The best marketing videos are under 60 seconds—in fact, they should be under 10 seconds for maximum impact. Because consumers prefer short videos, they are more likely to watch yours if they know you provide quick, succinct details. To get started, we recommend making the following videos into your marketing plan:
- How-to videos of your products and services
- Customer testimonials
- Company culture videos
- Videos that highlight the benefits of using your products or services
Tracking and Analytics: The Metrics and KPIs that Matter
None of this matters unless you’re tracking your campaigns and tweaking them based on metrics that affect your bottom line.

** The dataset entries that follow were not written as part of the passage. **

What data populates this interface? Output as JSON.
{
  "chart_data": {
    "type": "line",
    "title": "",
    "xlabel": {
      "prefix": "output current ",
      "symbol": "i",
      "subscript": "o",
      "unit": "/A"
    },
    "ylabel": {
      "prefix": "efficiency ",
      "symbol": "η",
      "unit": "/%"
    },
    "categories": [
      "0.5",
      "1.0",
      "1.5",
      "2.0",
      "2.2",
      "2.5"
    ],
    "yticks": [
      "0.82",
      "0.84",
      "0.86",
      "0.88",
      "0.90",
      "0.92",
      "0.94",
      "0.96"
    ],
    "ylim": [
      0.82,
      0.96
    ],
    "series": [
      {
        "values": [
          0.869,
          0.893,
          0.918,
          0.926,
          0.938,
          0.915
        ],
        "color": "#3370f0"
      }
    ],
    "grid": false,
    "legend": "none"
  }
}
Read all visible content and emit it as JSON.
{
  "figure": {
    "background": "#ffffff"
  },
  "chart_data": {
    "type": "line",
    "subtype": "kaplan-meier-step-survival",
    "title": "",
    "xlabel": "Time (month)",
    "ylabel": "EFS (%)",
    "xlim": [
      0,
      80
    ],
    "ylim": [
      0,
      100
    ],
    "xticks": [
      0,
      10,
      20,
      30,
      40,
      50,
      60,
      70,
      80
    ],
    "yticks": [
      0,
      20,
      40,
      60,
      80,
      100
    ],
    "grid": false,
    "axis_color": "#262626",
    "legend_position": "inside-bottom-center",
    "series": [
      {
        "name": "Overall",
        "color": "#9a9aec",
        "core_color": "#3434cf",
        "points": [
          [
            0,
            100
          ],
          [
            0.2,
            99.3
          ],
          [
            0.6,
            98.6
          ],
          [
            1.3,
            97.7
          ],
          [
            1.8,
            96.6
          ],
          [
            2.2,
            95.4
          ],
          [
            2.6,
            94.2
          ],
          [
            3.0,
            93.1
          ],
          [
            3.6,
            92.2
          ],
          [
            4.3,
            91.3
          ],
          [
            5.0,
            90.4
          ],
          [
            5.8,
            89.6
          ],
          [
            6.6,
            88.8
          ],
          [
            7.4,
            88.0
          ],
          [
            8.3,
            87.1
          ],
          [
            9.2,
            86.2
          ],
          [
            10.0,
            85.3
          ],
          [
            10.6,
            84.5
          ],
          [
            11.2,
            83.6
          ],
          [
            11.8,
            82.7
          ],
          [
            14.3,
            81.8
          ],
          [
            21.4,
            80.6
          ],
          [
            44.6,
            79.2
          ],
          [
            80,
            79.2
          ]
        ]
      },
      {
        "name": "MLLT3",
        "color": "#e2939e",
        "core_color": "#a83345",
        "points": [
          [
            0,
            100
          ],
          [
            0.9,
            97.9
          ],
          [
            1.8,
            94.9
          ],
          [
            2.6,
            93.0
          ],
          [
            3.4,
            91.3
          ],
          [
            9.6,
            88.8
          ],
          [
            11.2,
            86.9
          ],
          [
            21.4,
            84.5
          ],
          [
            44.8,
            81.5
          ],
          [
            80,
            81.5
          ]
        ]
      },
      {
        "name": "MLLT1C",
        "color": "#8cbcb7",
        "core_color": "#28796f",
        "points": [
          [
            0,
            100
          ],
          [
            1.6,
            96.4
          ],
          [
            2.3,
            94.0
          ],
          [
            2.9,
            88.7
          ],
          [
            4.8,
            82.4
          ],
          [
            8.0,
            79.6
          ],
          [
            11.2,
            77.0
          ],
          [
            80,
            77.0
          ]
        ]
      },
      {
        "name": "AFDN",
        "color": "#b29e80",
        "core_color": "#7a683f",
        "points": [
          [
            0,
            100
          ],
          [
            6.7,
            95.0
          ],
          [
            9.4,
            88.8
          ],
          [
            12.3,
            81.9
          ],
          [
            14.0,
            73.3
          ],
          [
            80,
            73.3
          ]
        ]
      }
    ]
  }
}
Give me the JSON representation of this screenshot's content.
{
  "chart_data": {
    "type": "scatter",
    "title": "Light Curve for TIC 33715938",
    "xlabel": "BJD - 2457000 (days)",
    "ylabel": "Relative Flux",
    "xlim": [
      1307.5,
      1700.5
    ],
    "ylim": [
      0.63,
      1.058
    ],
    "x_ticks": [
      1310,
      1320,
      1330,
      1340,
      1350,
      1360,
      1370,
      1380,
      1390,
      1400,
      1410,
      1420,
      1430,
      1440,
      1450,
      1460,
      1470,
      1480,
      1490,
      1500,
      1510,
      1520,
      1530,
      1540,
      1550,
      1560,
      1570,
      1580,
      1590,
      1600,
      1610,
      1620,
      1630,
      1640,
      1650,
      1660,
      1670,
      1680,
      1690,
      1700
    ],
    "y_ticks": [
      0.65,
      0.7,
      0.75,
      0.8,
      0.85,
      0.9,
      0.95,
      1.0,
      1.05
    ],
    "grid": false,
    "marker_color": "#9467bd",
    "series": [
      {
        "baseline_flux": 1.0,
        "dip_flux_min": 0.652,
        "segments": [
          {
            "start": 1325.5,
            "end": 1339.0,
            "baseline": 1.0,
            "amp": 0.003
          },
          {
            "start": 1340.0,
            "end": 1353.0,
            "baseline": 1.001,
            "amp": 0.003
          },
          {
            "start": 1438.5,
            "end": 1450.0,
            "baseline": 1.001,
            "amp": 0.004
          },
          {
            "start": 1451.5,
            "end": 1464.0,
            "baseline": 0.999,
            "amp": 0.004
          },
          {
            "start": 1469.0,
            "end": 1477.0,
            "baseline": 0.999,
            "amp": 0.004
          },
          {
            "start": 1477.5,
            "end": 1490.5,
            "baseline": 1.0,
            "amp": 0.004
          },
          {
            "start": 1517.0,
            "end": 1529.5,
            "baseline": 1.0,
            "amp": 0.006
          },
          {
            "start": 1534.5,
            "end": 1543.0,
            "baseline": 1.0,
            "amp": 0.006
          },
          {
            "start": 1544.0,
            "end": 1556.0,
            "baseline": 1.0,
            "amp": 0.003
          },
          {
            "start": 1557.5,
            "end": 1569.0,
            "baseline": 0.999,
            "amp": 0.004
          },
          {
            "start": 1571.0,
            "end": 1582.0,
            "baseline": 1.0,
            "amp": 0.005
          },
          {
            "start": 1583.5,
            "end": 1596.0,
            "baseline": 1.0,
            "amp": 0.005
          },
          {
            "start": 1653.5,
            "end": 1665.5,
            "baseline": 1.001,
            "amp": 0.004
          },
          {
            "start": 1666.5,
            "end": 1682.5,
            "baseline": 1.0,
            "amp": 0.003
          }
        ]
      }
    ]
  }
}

However, thanks to the massive proliferation of data analytics capabilities, most companies are drowning in it. The key here is to identify which metrics matter, and to do that, you need to understand the difference between a metric and a Key Performance Indicator (KPI).
Metric: A metric is a number
KPI: A KPI is a metric that is most closely tied to the overall business success
While metrics are helpful in forming specific strategies, only certain ones can help you refine and tailor your business strategy.
Bounce rates, page views, time on page, new visitors, and search rankings are all metrics.
These are the KPIs that really matter to your digital marketing strategy:
- Total sales
- Return on marketing investment (ROMI)
- Lead-to-sale conversion rate
- Booking rate (from calls)
- Cost per lead (CPL)
How to Develop Killer Digital Marketing Strategy
Where you’ll go with digital marketing depends on the data of where you’ve been, your digital strengths, and your company’s weaknesses. The number one way to start your digital marketing strategy is to have a digital competitive analysis done.
A competitive analysis will pit your online presence against your top competitors to see where you stand. You’ll also find out what opportunities they are taking that you aren’t and what’s necessary to beat them in the search engines and grow your company. With the best digital competitive analyses, you’ll also get a roadmap of the marketing channels that are the most important for your business.